В самом деле, дым становился гуще — пожар разгорался, языки пламени лизали уже стропила. Матвей подставил женщине плечо — та послушна оперлась на него, — и они побрели к выходу.
— Скорее, гимназист, скорее, неровён час крыша рухнет! Поспешай, и дамочку выводи, а я этому помогу…
Осадчий зажал под мышкой бебут, по самую рукоять, вымазанный в крови, и помог подняться Ледьюку. Француз что-то благодарно бормотал — револьвер он держал в левой руке. Но не успели они сделать и трёх шагов, как из дыма навстречу кинулись четверо аннамитов, вооружённых короткими копьями — не копьями даже, а бамбуковыми жердями, обрезанные наискось, на манер игл для медицинского шприца.
Первого Осадчий принял на клинок — уклонился от колющего выпада и с такой силой вогнал бебут в диафрагму, что изогнутый кончик ладони на полторы вышел из спины врага. И — сам отшатнулся, от удара копьём пониже ключицы. Матвей левой рукой задвинул Камиллу за свою спину, а правой перехватил поудобнее крис. Двое мятежников приближались: злобный оскал на коричневых лицах, ярость в чёрных, раскосых глазах, копья уставлены ему в живот — у того, что справа на бамбуковом шесте угрожающе топорщился пучок заострённых бамбуковых щепок. Он видел такие копья — в рыбацкой деревне, где они нашли убежища, тамошние обитатели гарпунили ими крупную рыбу. Матвей представил себе, как острия входят ему в живот, в кишки…
Владелец окровавленного копья повалился на спину — из двух отверстий в его груди выплеснулись фонтанчики крови. Второй аннамит повернулся и бросился наутёк — пуля ударила его между лопаток и швырнула лицом на тлеющие мешки с рисом.

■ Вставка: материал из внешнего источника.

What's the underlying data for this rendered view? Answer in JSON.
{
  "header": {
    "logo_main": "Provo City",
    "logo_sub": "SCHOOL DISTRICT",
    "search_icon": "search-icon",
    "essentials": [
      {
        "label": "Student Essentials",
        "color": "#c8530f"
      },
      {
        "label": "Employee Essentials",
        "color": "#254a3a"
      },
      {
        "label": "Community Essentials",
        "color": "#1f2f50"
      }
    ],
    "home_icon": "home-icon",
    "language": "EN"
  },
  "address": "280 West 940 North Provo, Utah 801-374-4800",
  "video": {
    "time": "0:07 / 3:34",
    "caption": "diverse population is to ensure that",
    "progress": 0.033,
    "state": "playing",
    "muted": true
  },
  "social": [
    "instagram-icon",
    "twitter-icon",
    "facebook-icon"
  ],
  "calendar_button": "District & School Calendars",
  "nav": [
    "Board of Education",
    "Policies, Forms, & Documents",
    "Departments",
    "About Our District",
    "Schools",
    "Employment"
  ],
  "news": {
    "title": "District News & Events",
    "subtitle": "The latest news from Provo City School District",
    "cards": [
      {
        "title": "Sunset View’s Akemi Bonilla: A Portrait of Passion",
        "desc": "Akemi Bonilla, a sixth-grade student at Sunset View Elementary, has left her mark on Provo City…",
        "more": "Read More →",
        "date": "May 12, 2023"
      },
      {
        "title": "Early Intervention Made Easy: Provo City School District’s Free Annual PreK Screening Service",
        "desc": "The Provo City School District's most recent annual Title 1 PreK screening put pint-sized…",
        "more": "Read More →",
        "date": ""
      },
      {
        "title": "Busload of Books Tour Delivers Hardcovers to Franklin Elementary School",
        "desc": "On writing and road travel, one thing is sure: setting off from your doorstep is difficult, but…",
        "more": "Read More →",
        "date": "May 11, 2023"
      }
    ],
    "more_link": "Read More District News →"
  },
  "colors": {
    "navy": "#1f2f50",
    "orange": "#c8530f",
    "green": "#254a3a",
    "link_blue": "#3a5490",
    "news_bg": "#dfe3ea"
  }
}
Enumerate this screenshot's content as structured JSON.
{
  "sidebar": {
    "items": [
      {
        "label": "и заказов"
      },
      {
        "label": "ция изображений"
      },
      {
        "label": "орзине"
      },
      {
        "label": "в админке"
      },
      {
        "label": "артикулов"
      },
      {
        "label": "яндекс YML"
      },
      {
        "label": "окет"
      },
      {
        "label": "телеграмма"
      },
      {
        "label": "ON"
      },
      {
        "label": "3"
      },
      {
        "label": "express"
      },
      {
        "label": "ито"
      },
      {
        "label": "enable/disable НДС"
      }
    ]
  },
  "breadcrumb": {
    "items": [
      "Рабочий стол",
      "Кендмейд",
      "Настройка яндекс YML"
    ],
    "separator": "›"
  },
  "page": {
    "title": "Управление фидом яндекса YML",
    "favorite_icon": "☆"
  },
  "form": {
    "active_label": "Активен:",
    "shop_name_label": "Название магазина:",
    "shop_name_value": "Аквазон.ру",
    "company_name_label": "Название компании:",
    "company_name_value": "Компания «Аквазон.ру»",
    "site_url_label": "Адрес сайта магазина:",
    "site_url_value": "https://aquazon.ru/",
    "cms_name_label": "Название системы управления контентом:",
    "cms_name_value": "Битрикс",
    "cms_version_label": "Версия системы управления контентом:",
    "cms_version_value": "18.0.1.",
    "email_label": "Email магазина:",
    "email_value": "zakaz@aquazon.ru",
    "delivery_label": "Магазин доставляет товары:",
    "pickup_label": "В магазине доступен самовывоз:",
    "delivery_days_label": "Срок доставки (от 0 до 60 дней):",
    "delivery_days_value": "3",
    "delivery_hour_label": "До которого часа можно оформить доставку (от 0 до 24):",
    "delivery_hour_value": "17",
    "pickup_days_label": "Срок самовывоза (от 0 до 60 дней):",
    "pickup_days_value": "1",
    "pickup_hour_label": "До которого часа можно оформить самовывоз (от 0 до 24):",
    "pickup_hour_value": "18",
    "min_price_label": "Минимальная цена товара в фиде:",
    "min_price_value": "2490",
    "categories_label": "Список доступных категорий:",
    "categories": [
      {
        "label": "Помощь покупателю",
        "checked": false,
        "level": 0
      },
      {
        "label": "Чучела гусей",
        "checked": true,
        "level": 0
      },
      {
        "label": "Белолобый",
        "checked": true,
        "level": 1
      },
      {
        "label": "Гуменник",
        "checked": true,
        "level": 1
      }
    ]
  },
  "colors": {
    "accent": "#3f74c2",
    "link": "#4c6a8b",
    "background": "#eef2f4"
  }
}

Ледьюк, сидя на полу, выпускал пулю за пулей из своего револьвера. Он жал на спуск, даже когда ударник защёлкал вхолостую.
— Ну, хватит, мсьё, всё уже позади. — Казанков (и откуда он взялся?) подхватил француза под мышки и помог встать на ноги. Палаш, лезвие которого было от рукояти до самого кончик вымазано в крови, он зажал под мышкой.
— А вы говорили, последний патрон себе… — Ледьюк слабо улыбался. — Пригодилась, выходит, и для этих…
И он кивнул на трупы мятежников. Один ещё дёргался, из-под живота у него расплывалась большая тёмно-алая лужа.
— Пригодилась, пригодилась… — Казанков оглянулся на Матвея. — Ты как, цел? Помоги тогда баронессе, а я этого беднягу выведу…
Матвей кивнул и кинулся поднимать Камиллу. Та обняла его руками за шею и уткнулась куда-то в область шеи — лицо у неё было мокрым от слёз. Юноша, после секундного колебания подхватил женщину на руки.
Осадчий! — крикнул за спиной Казанков. — Ты жив, что ли?
Несмотря на свою ношу, Матвей ухитрился обернуться. Унтер стоял, опираясь на французскую винтовку с размочаленным прикладом; из плеча его торчал обломок бамбукового копья.
— Сам дойдёшь, что ли, Игнат Егорьич?
— Дойду, куду ж я денусь… — Осадчий пустил длинный матерный период. — Говорил же, а вы не верили, вашсокобродь: флотские своих завсегда в беде не оставят, выручат!
…Матвей не запомнил, как выбрался из горящего пакгауза. Свой драгоценный груз он отдал набежавшим матросам — на ленточках их бескозырок золотом было вышито «РЫНДА». Площадь перед зданием была завалена мёртвыми, изуродованными телами, тот тут, то там дымились воронки от разрывов тяжёлых снарядов. А дальше на речном фарватере выстроились три больших корабля — из коротких труб валили клубы дыма, стволы орудий угрожающе смотрят на пристань, на корме, на флагштоках, развеваются на кохинхинском ветру белые с косыми голубыми крестами полотнища.
Наши пришли!..
[1] Эти события подробно описаны в четвёртой книге цикла, «Флот решает всё».